Es inquietante escribir en una redacción semivacía y sólo
con la presencia de hombres. Marta, Vane, Esther, Mónica, Anna, Júlia,
Laia, Airy, Txell, Núria, Laura, Elma, Silvia, Loli, Noe, Sandra, Sonia y
todas las demás hoy no han venido a trabajar. Hacen huelga. Yo soy su
jefe, palabra que odio desde que se me aplica. Era más cómodo hablar de
jefes cuando lo eran otros.
A veces me pregunto cuántas veces habré
tenido un comportamiento, una actitud o una frase machista y ellas
habrán callado por no llevarme la contraria. Me jodería que eso hubiese
sucedido, pero no lo descarto. Ninguno de nosotros es el mismo desde
hace unos cuantos años. Pero seguro que seguimos cagándola, porque el
machismo está instaladísimo, apalancadísimo, y darse de baja es más
difícil que borrarse de Jazztel.
Me sorprendí el otro día cuando un señor en el aeropuerto
se giró descaradamente a mirarle el culo a una señora, sin disimulo, a
saco, ante la mirada atónita (no al culo, sino al señor) de otros
hombres que contemplábamos la escena. ¿Cuántas veces habremos mirado
culos de esa manera –o parecida– todos los que ahora afeamos esa
conducta? Que progresemos lenta pero adecuadamente no significa que no
haya que seguir luchando contra nosotros mismos.

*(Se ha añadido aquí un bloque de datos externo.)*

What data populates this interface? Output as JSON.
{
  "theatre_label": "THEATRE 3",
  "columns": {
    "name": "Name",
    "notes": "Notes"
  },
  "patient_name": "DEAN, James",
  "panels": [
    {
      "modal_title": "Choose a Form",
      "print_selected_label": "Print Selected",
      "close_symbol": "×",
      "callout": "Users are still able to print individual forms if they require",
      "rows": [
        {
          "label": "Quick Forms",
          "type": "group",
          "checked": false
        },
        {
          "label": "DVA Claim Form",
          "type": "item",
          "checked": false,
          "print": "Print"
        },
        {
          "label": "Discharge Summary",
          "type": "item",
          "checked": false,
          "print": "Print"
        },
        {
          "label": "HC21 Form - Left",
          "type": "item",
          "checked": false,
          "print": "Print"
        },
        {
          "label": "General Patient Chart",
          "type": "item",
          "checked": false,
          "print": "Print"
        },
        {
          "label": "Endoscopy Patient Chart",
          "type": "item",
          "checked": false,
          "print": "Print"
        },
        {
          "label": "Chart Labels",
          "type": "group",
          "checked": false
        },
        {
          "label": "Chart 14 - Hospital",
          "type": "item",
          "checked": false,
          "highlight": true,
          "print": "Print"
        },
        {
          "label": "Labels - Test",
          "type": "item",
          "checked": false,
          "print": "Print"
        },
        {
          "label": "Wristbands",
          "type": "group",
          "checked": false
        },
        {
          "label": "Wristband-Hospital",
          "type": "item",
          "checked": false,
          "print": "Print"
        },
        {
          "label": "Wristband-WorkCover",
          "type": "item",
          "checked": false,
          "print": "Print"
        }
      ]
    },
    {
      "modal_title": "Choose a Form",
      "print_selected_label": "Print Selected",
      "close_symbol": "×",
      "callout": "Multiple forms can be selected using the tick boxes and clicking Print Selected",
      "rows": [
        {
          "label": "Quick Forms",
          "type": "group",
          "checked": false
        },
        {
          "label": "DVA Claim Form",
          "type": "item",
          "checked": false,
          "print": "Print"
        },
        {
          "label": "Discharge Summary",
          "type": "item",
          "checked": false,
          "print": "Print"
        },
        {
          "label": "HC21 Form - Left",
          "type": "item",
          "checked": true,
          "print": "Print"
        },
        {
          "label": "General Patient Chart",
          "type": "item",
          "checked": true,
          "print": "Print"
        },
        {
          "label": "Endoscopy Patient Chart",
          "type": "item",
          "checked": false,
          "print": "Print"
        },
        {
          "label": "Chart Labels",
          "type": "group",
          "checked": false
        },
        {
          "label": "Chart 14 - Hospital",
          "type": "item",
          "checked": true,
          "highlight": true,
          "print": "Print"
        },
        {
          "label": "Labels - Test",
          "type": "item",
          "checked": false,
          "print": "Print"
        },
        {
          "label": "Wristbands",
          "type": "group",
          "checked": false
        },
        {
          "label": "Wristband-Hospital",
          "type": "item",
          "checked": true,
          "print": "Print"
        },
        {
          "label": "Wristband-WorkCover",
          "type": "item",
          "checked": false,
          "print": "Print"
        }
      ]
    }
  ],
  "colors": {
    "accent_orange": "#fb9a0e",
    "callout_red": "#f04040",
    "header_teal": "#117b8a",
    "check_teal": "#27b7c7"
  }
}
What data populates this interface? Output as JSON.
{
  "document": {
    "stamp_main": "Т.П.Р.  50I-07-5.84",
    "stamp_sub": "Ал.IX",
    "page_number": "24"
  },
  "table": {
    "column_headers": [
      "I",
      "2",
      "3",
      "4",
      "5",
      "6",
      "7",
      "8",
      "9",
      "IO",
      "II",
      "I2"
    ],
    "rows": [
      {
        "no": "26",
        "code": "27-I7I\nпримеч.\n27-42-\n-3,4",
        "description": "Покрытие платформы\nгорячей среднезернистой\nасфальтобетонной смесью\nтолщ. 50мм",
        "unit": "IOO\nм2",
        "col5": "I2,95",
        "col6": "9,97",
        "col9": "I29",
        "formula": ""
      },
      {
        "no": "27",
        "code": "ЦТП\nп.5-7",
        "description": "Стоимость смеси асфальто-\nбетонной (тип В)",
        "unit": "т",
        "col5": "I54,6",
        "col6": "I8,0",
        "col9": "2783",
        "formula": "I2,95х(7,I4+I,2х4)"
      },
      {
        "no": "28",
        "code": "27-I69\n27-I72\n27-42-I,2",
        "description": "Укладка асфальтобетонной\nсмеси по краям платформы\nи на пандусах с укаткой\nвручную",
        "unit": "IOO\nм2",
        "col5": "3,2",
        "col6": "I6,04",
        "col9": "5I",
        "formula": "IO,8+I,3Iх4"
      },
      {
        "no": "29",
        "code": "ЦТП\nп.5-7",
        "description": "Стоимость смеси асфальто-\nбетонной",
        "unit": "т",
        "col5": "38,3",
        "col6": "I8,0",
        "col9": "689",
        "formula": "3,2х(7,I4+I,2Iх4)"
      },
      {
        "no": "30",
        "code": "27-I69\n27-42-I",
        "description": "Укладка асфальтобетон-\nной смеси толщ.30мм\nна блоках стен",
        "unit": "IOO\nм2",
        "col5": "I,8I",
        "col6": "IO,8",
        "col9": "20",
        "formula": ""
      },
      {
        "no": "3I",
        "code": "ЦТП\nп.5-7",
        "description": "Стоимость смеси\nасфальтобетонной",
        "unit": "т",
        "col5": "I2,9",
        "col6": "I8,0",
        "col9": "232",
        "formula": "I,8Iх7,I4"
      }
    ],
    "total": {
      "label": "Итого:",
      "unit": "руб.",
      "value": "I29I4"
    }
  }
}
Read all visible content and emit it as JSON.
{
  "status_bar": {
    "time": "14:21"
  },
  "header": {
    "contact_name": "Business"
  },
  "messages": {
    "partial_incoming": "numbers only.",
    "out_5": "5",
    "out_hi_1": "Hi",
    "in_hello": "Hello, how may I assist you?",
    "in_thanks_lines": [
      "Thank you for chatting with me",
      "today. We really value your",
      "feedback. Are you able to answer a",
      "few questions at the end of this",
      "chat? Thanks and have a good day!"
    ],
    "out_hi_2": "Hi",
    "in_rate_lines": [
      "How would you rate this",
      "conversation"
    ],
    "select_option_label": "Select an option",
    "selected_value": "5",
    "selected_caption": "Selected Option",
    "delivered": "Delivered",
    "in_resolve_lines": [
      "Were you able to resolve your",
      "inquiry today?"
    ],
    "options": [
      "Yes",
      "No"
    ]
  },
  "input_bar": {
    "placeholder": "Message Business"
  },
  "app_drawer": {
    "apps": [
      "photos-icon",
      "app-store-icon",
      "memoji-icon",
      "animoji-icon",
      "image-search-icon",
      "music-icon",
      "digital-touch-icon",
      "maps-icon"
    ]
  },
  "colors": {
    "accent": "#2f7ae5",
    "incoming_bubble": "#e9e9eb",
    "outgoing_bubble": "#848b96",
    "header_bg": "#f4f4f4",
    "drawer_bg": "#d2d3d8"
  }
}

Durante estos días más de 20.000 mujeres venidas en su gran
mayoría de Marruecos se van a juntar en unos pocos pueblos de Huelva
para hacer un trabajo que la mayoría de los autóctonos no queremos
hacer: recoger fresas. Se paga a seis euros la hora. El trabajo es duro.
Se trata de estar durante siete horas agachadas recogiendo la fruta
bajo el plástico de los invernaderos.
Unos 90 kilos de fresas al día por
trabajadora. Casi ninguna de esas mujeres hizo huelga ayer. Hablando
con alguna de ellas, ni entendían el concepto huelga.
El año pasado hubo un par de denuncias por abusos sexuales a temporeras. Los empresarios se defienden diciendo que las denuncias son falsas y que lo que buscaban las mujeres era poderse quedar en España. A cara tapada –hay demasiado miedo como para enseñar el rostro–, algunas de las temporeras han querido darnos su testimonio.
No sólo avalan la tesis de los abusos sexuales, sino que nos han narrado en primera persona sus experiencias. Insinuaciones por parte de algún empresario de “si quieres trabajar, ya sabes lo que tienes que hacer”. O encargados mostrando un billete de cincuenta euros a empleadas extranjeras, intentando comprarlas a cambio de sexo.
O comentarios en voz alta entre ellos diciéndose: “¿Tú, cuánto tiempo hace que no te acuestas con tu mujer? Porque mira que aquí lo tienes fácil…”, señalando la cantidad de mujeres que había trabajando en el campo. No son testimonios de hace 20 años. Son testimonios de la semana pasada.
Muchos leerán esto y no las creerán. Ellas no tenían ningún
motivo para mentir. Tampoco muchos creyeron en su día a Zaida cuando
denunció que en el ejército español habían abusado de ella. Ni a Marina,
cuando nos explicó las vejaciones que sufría por parte de su novio. Hay
que ser muy valiente para dar ese paso. Y si tu situación es tan
vulnerable como la de las temporeras, todavía más.
Durante los últimos años, he podido ir a Siria gracias a
mujeres kurdas dispuestas a dar su vida por la nuestra. He compartido
habitación con mujeres camboyanas que cosen las camisetas que compramos a
cuatro euros en nuestras grandes superficies. Me he emocionado con
Bea, cuya lucha sirvió para desmontar la trama de toda una
administración para ocultar lo que realmente pasó en un accidente de
metro.
Tenía la sensación de que últimamente la mujer había sido
más protagonista en Salvados. Pero hice números: 4.680 minutos
protagonizados por hombres. 1.800 minutos protagonizados por mujeres.
Gracias a las que ayer hicisteis huelga. Gracias por no
ceder. Gracias por seguir. “La única lucha que se pierde es la que se
abandona”.
Tengo la sensación de que ahora la lucha que más vale la pena es la vuestra. La nuestra.
Jordi Évole
Tengo la sensación de que ahora la lucha que más vale la pena es la vuestra. La nuestra.